After what seemed like an eternity,
during which the banker engaged in brief and random conversational exchanges
with acquaintances of his on the street, we arrived at the end of the main
bazaar, the fabled location where the visa machine would work. He told me to
take a seat on the ground, an instruction I was reluctant to comply with,
seeing as there was a never-ending stream of pedestrians walking through that
piece of terrain. But I acquiesced, and he took a seat next to me on the
asphalt.
“Now,” he said, queuing up the
machine, “How much was it again? Thirty-seven thousand, two hundred and
something. Two hundred and…” I stared at the banker vacantly as he struggled to
recall his own rate.
“Let’s
say forty.” Great. I was pleased that the money-man had settled on a random
integer for his commission, which would then be charged to my mum’s card. His stocky
fingers depressed the appropriate buttons to line up the transaction, and he
then passed the machine to me, asking me to enter my mother’s PIN. I did so.
…The machine didn’t work.
“Let’s
try again,” he suggested, ever the supplier of good ideas. So we tried again. The
outcome was no different. The banker remained calm.
“OK,
I have one more idea,” he said. “I have another shop back down the bazaar. It
has a visa machine. We’ll try it there.” Excellent.
The Indian money-exchanger and I
stood up, brushed off our pants, and set off back down the street. As we
walked, he held the machine in one hand, my mother’s visa card sticking out of
it. This seemed totally unremarkable to him.
“Here,
try again,” he said, passing me the machine as we walked down the bazaar, where
hundreds of other people were moving around in close proximity. I numbly
entered my maternal parent’s PIN again, as the banker waved at an acquaintance.
“It
didn’t work,” I said, passing the machine back to him.
“OK,”
he said, “We’ll wait till the shop.”
It was quite a long walk to his
shop, which wasn’t his shop at all, but another man’s store that sold
expensive-looking shawls and jewellery. By this point, I was doubting whether
anything would come of this wild goose chase. We walked into the upmarket joint
as a falsely earnest looking Ladakhi salesman explained the integrity of some
gemstone to a smartly dressed Indian lady. The banker greeted his fellow
racketeer and retrieved the visa machine from behind the counter, before queueing
up the transaction once again. He seemed to be clearer on the details of his
commission rate this time, which sped up the process somewhat.

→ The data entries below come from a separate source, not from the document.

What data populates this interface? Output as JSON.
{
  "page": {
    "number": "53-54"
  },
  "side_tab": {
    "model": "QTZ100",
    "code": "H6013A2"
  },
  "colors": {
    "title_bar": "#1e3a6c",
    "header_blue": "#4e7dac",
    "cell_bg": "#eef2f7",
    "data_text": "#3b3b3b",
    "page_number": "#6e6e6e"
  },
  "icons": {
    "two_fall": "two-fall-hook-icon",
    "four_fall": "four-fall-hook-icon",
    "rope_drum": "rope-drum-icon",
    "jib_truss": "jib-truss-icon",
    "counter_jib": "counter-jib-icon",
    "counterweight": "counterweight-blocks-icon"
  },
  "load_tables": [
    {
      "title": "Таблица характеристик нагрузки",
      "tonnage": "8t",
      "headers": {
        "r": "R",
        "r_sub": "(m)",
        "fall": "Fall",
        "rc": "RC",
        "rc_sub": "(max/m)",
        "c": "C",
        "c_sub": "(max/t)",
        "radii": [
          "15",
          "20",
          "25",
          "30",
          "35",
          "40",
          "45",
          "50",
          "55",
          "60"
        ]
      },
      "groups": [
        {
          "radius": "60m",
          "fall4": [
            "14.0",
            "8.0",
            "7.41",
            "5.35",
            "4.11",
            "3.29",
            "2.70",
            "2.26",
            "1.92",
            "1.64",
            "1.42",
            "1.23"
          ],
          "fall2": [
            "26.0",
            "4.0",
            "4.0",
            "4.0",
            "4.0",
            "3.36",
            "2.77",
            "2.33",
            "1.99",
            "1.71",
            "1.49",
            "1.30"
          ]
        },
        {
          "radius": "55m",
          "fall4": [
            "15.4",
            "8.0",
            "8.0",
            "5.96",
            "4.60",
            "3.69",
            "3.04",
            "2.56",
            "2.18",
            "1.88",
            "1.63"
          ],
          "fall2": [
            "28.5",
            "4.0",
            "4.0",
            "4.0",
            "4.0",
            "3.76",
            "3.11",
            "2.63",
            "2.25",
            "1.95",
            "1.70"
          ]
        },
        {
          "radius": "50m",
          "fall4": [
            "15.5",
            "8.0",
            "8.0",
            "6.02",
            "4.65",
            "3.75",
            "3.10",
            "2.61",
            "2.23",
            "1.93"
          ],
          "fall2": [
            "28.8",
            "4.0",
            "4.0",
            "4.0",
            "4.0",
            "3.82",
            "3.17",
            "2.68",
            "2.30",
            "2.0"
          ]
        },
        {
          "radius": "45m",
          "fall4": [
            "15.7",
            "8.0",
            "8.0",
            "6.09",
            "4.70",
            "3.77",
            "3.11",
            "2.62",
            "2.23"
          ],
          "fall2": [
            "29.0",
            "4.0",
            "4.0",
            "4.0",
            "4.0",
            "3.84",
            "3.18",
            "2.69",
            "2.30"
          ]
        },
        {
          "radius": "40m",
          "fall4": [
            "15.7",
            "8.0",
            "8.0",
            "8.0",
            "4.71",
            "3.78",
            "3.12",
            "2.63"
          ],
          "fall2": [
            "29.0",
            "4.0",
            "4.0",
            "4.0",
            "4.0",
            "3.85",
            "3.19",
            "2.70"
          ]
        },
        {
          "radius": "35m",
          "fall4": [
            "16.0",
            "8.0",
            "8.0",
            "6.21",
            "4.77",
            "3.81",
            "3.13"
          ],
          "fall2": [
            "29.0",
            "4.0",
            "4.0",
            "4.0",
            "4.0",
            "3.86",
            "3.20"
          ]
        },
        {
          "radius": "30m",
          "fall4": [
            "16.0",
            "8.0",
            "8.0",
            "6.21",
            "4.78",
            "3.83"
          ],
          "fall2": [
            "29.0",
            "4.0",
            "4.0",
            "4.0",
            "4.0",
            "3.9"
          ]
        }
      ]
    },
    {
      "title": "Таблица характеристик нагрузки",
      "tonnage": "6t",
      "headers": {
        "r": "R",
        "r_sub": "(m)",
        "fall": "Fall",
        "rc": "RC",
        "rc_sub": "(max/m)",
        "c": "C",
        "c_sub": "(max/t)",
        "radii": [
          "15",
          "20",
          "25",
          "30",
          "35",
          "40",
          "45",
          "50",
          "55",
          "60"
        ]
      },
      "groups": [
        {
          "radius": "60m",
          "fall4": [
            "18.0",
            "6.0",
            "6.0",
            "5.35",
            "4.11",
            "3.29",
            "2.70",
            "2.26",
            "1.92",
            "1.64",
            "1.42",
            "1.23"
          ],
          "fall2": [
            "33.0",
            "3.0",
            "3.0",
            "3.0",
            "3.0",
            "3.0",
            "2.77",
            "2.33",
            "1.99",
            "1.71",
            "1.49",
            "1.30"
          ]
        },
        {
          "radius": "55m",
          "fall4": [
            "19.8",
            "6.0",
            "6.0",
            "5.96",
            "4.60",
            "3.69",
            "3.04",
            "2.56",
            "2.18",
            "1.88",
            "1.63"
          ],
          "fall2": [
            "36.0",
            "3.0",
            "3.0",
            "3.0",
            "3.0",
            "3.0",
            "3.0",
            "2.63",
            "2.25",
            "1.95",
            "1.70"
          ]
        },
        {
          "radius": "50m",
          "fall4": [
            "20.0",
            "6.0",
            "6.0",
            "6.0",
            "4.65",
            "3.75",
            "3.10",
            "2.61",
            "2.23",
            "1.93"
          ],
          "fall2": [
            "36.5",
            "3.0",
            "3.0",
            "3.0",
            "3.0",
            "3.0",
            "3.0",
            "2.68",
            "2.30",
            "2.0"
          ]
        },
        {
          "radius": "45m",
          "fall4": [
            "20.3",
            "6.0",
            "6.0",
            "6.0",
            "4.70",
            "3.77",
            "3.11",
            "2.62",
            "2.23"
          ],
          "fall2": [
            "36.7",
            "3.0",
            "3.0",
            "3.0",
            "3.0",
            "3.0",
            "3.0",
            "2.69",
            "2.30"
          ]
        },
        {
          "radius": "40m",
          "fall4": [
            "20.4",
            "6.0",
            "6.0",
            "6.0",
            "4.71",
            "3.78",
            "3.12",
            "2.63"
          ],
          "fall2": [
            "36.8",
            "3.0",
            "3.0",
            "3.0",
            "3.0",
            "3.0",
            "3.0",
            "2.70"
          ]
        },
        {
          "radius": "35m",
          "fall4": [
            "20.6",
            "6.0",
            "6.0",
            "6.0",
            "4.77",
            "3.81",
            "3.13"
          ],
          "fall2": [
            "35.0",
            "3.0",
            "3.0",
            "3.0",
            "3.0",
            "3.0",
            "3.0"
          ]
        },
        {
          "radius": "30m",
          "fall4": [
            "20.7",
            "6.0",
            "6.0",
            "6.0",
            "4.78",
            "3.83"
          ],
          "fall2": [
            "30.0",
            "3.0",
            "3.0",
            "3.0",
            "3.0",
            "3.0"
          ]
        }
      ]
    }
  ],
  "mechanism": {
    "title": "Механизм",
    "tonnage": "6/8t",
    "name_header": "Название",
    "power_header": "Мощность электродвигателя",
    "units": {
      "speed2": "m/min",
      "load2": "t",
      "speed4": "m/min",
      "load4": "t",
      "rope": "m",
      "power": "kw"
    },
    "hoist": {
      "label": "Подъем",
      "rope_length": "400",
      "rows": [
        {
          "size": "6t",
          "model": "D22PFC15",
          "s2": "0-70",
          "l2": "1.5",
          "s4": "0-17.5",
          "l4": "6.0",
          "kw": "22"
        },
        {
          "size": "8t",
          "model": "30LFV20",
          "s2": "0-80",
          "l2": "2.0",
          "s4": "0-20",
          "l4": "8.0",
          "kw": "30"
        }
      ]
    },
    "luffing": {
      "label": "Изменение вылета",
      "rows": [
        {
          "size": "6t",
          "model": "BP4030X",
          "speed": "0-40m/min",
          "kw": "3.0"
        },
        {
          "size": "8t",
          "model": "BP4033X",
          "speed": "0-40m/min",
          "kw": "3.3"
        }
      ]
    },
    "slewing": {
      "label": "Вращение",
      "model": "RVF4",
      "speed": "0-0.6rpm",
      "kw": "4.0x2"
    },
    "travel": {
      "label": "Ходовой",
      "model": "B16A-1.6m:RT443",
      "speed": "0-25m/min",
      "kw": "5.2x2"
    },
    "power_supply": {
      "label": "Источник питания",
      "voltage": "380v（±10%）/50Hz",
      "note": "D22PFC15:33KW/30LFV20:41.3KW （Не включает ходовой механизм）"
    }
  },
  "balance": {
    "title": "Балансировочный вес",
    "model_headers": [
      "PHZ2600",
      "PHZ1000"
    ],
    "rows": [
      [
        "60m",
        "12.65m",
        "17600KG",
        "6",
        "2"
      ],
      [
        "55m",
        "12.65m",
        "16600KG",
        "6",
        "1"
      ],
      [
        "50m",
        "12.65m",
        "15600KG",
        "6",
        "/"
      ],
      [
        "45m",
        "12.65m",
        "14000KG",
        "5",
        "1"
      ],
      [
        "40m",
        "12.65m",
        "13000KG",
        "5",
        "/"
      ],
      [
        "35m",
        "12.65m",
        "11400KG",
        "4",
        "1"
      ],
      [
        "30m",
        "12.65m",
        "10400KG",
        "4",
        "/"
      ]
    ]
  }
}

“OK, here you go,” he said to me,
passing me the machine for the umpteenth time. I sighed internally, then
proceeded to enter the PIN.
…The machine worked!!!
The
cash-man and I shared a laugh as we celebrated the success of the transaction
device.
“OK,
now we’ll go back and get the cash.” And so, once more, I followed the banker,
utterly sick of his silly gait, but relieved nonetheless that the last half
hour had not been completely wasted.
When we arrived back at the main store, one
of the banker’s co-workers opened up the till and began counting out 500 rupee
notes in front of us. After counting out seventy, she recounted, then passed
the notes to the banker, who counted them himself. I silently audited his
arithmetic as he deftly passed each note into the other hand, looking
impossibly stereotypical for his profession. Fortunately, the two of them had
got it right, and having cross-checked the amount about five times, we at last
took the wad of cash and the receipt, and got the hell out of there.
In sum, Leh was a better-than-expected
destination for us. From mountains to monasteries to dusty streets to rural
idyls, Ladakh supplied us with plenty of anecdotes and experiences to recall
with varying levels of affection in the years to come. We now journey to
Almaty, Kazakhstan, where some actual ‘stories of the steppe’ might unfold. I
hope that when I can finally be bothered writing an entry about it, you will
read it as faithfully as you have read this.